Par ailleurs, depuis 1997, les personnes de plus de 18 ans sont automatiquement inscrites sur les listes, ce qui n’était pas le cas avant. Il y aujourd’hui en France environ 10 % des citoyens en âge de voter qui ne sont pas inscrits sur les listes électorales. Cela veut dire qu’un électeur potentiel sur 10 ne peut pas voter.

 

II. L’abstention et ses causes

 

Ceci étant, le fait d’être inscrit sur les listes électorales ne conduit pas forcément à voter. Certains individus sont inscrits mais ne votent pas : ils s’abstiennent.

L’abstention est le fait de ne pas participer à la vie politique par le vote. Cela ne veut pas dire que les abstentionnistes ne participent pas à la vie politique : ils peuvent le faire par le biais d’associations ou militer sous d’autres formes.
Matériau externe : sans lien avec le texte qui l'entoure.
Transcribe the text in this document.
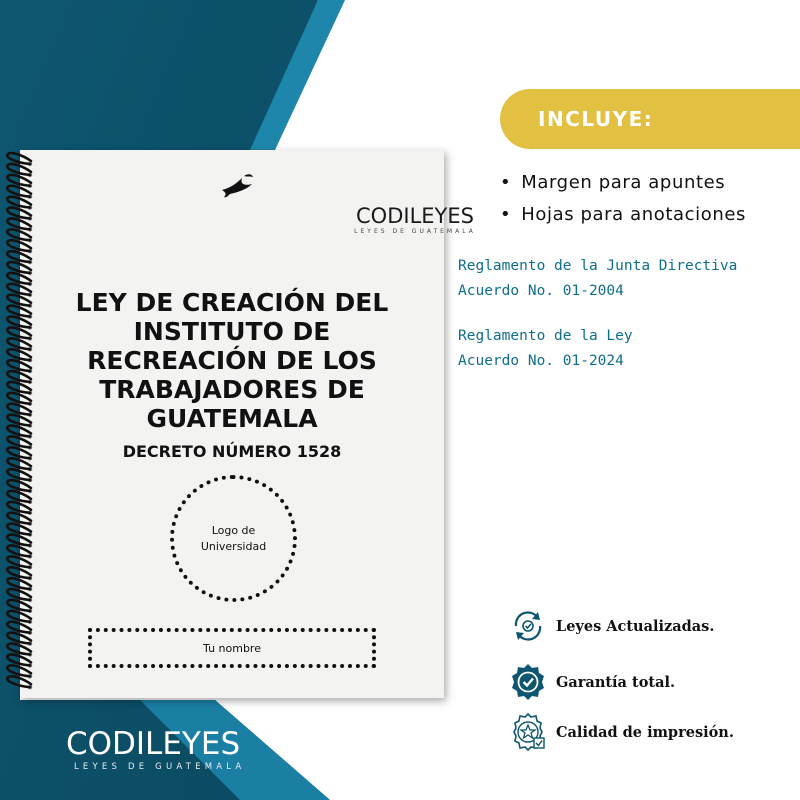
CODILEYES
LEYES DE GUATEMALA
LEY DE CREACIÓN DEL
INSTITUTO DE
RECREACIÓN DE LOS
TRABAJADORES DE
GUATEMALA
DECRETO NÚMERO 1528
Logo de
Universidad
Tu nombre
CODILEYES
LEYES DE GUATEMALA
INCLUYE:
• Margen para apuntes
• Hojas para anotaciones
Reglamento de la Junta Directiva
Acuerdo No. 01-2004
Reglamento de la Ley
Acuerdo No. 01-2024
Leyes Actualizadas.
Garantía total.
Calidad de impresión.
L’abstention n’est pas forcément un signe d’anomie ou de désintérêt pour la politique. Ceux qui s’abstiennent le plus sont ceux qui sont dépassés par les enjeux ou par les discours électoraux et qui se sentent illégitimes et incompétents en ce qui concerne les discussions politiques. Ainsi, on se rend compte que l’abstention est la plus forte chez les chômeurs, les plus jeunes et les catégories défavorisées qui ne se sentent pas légitimes.

D’autres éléments expliquent l’abstention. Plus les citoyens se sentent déconnectés des enjeux, moins ils vont voter. Cela peut expliquer que les citoyens participent beaucoup moins aux élections européennes. Dans les pays où il y a des referendums fréquents, l’abstention aussi à tendance à s’accroître.

L’abstention n’est donc pas seulement sociale, elle peut aussi être déterminée par la conjoncture politique, le sentiment de lassitude, les enjeux, etc.

 

III. Expliquer l’orientation électorale

 

Le premier à s’être intéressé aux déterminants du vote est André Siegfried. Il publie juste avant la Première Guerre mondiale Les tableaux politiques de la France de l’Ouest sous la IIIe République et montre que la structure sociale et la religion sont des déterminants importants du vote.

Ces travaux vont être repris et confirmés par des chercheurs de l’Université de Columbia dans les années 1940. Ils confirment que la position sociale, la richesse et la religion déterminent le vote. Par exemple, ils montrent qu’aux États-Unis, les électeurs ruraux, aisés et protestants votent plus républicain, alors que les électeurs urbains, plus pauvres et catholiques votent plutôt démocrate.

En France, il y a actuellement le Centre d’Étude de la Vie Politique Française (CEVIPOF) qui confirme l’importance de la structure sociale et de la religion dans le vote. Par,exemple, les personnes qui sont catholiques pratiquantes, ou qui sont de profession indépendante, ou qui ont un fort patrimoine ont tendance à voter à droite. Au contraire, les personnes salariées (notamment salariées du public) ou athées, on tendance à voter principalement à gauche.

 

IV. Vote sur clivage/vote sur enjeux

 

Des travaux plus récents s’interrogent sur les déterminant du vote, en se demandant s'il existe plutôt un vote sur clivage ou un vote sur enjeux.

- Vote sur clivage : le vote est déterminé par des convictions conventionnelles héritées de la socialisation entraînant une stabilité du vote. Par exemple, quelqu’un qui vote à gauche, le faut en raison de sa socialisation politique.

- Vote est sur enjeux : des individus votent à une élection en fonction de l’enjeu de cette élection en se comportant comme des électeurs rationnels, en faisant un calcul coût/avantages de leur vote. Ils vont essayer de maximiser les avantages du vote en en minimisant les désavantages.

Dans ce cas, on est sur un modèle qui expliquerait la volatilité du vote pour certaines élections. Cela montre aussi l’importance des campagnes électorales qui tentent de mettre en avant des enjeux importants.